Visto che scrivi in un giornale come questo presumo che tu sia un amante del vinile… hai sicuramente un impianto hi-fi, come è costituito?
Per un paio di decenni ho dedicato tempo e risorse all’assemblaggio di una valida catena di ascolto, ma da circa venticinque anni ho praticamente smesso di preoccuparmi di “migliorare”, anche se continuo a interessarmi degli sviluppi della tecnica e, per forza di cose, ogni tot anni sono costretto ad acquistare un nuovo lettore CD perché si sa che non durano. L’impianto è costituito da un preamplificatore Onkyo, da un finale sempre Onkyo da 165 watt per canale, da una coppia di casse Strateg e da un piatto Thorens con testina Stanton. Spero sempre che non si rompa mai nulla; anche se non sono un audiofilo maniacale, dover sostituire qualcosa mi metterebbe addosso un po’ di ansia.

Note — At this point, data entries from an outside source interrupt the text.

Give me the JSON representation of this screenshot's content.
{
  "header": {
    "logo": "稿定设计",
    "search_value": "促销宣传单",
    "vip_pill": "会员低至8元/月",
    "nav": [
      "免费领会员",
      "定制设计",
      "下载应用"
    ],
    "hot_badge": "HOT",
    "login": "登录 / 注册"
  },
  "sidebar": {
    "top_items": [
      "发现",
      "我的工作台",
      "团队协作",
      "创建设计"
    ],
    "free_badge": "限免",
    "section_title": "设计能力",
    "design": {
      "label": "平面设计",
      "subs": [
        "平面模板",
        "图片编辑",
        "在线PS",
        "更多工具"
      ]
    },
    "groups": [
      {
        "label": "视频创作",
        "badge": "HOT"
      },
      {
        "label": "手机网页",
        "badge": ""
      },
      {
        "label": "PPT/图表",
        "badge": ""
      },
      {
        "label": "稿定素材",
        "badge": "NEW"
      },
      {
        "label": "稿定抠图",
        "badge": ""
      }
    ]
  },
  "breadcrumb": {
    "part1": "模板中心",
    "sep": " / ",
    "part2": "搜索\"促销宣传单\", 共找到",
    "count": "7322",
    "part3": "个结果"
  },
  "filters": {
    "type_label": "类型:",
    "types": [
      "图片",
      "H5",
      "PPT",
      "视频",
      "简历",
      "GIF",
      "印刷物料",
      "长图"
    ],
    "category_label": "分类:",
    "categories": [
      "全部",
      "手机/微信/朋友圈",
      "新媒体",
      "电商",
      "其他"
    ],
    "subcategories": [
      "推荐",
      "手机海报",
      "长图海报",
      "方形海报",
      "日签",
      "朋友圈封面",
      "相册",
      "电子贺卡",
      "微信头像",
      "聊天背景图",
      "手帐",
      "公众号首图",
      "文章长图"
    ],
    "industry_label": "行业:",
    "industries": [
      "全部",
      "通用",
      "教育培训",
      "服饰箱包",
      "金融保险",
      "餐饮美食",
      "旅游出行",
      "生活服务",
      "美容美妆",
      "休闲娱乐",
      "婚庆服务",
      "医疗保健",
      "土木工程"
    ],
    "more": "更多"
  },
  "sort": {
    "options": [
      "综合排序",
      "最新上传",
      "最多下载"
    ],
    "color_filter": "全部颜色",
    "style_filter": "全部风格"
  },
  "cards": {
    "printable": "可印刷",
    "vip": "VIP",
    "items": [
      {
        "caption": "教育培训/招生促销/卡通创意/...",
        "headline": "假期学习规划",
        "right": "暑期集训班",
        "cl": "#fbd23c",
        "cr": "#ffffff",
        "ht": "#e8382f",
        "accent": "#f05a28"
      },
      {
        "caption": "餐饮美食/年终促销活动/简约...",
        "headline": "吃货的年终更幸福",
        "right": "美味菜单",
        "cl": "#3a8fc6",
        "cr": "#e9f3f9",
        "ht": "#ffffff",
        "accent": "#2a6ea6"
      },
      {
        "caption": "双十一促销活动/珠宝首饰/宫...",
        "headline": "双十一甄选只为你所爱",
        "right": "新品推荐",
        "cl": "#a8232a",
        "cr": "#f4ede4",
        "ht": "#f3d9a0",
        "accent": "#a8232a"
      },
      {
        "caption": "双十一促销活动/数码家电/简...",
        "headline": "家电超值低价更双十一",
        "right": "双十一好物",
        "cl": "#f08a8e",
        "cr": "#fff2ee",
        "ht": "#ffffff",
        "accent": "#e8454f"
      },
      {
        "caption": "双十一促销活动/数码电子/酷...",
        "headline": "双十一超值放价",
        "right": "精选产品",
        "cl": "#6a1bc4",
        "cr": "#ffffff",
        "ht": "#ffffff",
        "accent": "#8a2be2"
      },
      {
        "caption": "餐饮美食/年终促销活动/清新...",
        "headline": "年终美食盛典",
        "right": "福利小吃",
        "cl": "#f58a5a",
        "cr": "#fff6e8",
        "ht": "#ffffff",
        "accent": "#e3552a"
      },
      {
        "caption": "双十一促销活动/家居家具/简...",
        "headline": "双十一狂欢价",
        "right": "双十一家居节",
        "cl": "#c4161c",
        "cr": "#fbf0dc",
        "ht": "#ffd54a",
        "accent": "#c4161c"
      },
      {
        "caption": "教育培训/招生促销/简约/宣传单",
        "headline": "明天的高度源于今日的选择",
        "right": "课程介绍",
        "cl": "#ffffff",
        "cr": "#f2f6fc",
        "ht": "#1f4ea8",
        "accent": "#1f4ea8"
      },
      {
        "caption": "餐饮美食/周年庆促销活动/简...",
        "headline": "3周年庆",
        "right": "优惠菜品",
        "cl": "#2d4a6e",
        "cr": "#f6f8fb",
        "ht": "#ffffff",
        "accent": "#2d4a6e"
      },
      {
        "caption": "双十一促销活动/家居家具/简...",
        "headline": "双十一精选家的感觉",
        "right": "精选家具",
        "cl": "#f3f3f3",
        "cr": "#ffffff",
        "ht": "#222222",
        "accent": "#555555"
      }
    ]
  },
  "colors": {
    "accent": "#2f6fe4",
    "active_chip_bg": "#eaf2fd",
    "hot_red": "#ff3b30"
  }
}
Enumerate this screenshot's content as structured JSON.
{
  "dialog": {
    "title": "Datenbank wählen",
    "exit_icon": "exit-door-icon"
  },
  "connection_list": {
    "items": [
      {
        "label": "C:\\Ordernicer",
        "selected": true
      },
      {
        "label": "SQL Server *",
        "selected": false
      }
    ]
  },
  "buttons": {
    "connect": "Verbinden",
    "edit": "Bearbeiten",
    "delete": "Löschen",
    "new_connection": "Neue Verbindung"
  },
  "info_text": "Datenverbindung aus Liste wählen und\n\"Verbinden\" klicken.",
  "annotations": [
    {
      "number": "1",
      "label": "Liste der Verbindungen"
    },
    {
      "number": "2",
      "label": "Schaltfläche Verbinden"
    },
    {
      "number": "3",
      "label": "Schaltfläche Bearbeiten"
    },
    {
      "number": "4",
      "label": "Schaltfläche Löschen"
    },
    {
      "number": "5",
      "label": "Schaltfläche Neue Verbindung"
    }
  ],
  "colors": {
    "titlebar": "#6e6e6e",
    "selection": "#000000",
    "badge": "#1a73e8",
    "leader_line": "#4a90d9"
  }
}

Collezioni qualcosa, anche oltre i vinili? Cosa può esprimere il collezionismo? In verità, oltre ai musei, preserva anche la memoria più spicciola, quella delle consuetudini giornaliere…
Mi piace accumulare cose, ma non sono mai stato né sarò mai uno di quei collezionisti secondo me fuori di testa che vogliono avere, per fare un esempio, tutte le edizioni esistenti nel mondo di uno stesso LP, anche se identiche a parte il “made in…”; mi basta possedere un “oggetto” nel quale è contenuta la musica che amo e sono più contento se l’oggetto in questione è in prima stampa della nazione “giusta” a seconda dell’artista o dell’etichetta. Oltre a vinili e CD, accumulo fumetti, riviste di musica, DVD, libri, occasionalmente sciocchezze che mi ispirano. Per un bel po’ mi ero messo a raccogliere gadget di ogni genere legati a Spider Man, ne ho circa settecento… ma quando con l’uscita del primo film è iniziato a saltar fuori di tutto e di più, ho smesso totalmente per evitare spese folli. Quando ero giovane vedevo il collezionismo – sempre nella mia accezione personale, ovviamente – come una necessità per la piena conoscenza di qualcosa. Oggi lo ritengo una sorta di dannazione dalla quale vorrei liberarmi.
Cosa pensi di questa ipotetico rinascimento del vinile?
Che per tanti aficionados dell’ultima ora è solo una moda… molti di quelli che hanno cominciato ad acquistare vinili da poco non hanno nemmeno il giradischi. E penso anche che, grazie ad essa, le case discografiche stiano riuscendo una volta in più a rivendere la stessa roba sulla quale hanno già abbondamente lucrato in passato.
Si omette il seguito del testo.